The Berkshire Flyer is not based entirely on the CapeFlyer, though, as its purpose is different. “[U]nlike the CapeFlyer service that sought to address a longstanding highway chokepoint, the economic focus for the contemplated Berkshire Flyer service is an increase in visitors, not simply a mode shift,” the working group’s report said.
How many visitors? It’s difficult to say. The working group looked at train ridership between Gotham and Vermont and at general travel between the Berkshires and New York. “Based on the same level of demand,” its report said, “the target for the 20-week seasonal weekend service would be approximately 3,200 one-way trips.”

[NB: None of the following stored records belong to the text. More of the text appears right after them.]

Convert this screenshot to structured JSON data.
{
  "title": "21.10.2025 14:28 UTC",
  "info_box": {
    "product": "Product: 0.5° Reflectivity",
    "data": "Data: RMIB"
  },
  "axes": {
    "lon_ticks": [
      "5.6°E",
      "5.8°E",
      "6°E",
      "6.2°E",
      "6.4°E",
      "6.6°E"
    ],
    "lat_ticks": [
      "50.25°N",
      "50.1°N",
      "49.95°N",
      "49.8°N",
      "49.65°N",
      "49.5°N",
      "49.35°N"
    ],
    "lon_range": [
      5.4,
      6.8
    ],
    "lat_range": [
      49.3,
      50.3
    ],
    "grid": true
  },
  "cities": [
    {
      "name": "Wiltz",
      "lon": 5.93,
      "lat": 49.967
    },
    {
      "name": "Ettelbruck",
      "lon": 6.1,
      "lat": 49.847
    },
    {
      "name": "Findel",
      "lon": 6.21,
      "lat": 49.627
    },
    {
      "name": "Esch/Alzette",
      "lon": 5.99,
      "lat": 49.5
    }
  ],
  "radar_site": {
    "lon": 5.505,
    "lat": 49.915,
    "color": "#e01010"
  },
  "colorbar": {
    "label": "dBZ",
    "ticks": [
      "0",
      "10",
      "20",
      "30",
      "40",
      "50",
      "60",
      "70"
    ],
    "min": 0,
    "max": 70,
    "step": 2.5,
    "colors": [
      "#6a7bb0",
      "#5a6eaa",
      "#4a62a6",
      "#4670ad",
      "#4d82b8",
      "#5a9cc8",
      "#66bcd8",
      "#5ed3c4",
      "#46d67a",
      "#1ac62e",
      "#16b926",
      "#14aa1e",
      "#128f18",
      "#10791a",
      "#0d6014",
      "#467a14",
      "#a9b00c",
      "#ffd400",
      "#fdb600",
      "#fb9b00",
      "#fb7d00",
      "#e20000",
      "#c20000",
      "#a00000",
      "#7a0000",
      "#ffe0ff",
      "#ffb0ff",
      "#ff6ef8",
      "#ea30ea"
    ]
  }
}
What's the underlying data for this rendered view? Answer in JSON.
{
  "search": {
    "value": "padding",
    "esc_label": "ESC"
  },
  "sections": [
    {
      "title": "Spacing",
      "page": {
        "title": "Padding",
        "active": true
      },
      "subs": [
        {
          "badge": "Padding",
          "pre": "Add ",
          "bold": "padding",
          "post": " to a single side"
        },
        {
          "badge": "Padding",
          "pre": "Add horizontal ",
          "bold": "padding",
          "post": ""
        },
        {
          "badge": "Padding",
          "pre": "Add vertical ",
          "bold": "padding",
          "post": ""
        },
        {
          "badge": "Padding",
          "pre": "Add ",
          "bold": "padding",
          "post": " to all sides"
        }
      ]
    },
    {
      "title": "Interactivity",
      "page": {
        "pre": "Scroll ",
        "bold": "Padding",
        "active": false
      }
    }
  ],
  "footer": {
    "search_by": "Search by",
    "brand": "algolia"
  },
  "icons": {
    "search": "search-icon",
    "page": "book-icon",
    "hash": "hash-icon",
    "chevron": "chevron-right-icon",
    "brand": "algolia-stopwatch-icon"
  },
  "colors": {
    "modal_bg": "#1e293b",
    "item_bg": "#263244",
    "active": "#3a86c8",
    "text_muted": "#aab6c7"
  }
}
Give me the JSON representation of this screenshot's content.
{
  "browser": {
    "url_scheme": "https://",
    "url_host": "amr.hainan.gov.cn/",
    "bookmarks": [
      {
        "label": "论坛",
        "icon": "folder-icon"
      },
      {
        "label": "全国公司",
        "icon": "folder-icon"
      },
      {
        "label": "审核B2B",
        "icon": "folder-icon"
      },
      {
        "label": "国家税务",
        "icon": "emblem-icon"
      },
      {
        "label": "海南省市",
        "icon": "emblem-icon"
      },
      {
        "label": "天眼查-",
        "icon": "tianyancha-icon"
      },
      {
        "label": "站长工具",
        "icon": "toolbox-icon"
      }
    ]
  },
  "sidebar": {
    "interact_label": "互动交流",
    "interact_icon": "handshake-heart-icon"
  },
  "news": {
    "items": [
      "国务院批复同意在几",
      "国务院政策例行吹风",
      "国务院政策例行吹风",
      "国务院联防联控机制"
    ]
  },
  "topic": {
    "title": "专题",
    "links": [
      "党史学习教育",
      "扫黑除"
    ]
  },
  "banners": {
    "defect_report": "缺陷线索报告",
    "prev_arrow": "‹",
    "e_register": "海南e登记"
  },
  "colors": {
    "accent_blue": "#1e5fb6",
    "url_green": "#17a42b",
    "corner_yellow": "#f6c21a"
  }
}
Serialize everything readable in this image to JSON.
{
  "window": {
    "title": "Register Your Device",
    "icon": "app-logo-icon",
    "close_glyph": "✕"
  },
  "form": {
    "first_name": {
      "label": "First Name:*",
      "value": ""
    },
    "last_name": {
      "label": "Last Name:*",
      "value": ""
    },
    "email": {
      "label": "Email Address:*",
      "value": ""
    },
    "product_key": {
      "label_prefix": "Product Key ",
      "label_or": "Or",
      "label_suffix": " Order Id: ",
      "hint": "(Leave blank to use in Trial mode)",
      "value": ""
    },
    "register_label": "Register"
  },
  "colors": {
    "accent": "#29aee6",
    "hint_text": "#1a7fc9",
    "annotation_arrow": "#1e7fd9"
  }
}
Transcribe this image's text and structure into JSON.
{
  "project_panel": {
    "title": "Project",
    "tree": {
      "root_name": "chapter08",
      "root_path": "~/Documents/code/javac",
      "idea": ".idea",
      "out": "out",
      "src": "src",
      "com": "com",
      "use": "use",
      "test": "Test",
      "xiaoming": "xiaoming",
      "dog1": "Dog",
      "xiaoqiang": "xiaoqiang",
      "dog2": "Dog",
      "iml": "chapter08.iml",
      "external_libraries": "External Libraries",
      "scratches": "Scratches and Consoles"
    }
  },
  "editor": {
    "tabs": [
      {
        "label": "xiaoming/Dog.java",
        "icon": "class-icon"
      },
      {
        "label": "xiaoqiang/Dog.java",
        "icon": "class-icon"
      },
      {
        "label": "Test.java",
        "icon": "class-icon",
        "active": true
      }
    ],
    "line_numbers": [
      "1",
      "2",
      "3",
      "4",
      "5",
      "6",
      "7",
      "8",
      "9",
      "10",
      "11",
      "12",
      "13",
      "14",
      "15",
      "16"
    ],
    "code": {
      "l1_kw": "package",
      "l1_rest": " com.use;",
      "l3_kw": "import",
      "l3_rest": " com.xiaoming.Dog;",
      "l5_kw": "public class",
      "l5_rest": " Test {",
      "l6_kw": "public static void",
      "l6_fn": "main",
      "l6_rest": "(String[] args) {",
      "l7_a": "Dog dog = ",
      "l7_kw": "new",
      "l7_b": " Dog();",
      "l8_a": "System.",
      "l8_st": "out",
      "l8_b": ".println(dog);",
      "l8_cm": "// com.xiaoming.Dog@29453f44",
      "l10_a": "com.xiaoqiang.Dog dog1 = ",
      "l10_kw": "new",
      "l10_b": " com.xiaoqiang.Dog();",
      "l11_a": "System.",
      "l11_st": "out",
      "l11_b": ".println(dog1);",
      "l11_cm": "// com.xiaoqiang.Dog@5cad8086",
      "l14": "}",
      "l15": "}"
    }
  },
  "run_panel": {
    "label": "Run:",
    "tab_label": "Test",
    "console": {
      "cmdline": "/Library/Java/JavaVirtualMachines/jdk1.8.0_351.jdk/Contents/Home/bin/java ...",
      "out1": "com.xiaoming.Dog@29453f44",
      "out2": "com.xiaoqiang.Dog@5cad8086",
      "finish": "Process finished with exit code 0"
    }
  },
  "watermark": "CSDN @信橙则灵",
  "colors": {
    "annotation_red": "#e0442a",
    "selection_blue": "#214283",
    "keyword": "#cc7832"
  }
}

It’s unclear how many of those trips would result in money-spending visits to the Berkshires, though. As the group points out, the number of visitors to Berkshire County is not tracked, including those who might be coming from the New York area—though that could be sizable already. A survey of Berkshire cultural attractions that counted its visitors found that an estimated 12 to 18 percent hailed from New York City.
Might a regular weekend, nonstop train with wifi and food service up that share? Hinds and other supporters of the Berkshire Flyer think so. Hinds, too, thinks the 2020 seasonal pilot program might be a precursor to something bigger.
“The hope is that it would lead to really year-round rail connection from a major regional economic center in New York City to an area where people want to live and they work remotely,” he said. “That’s the longterm vision.”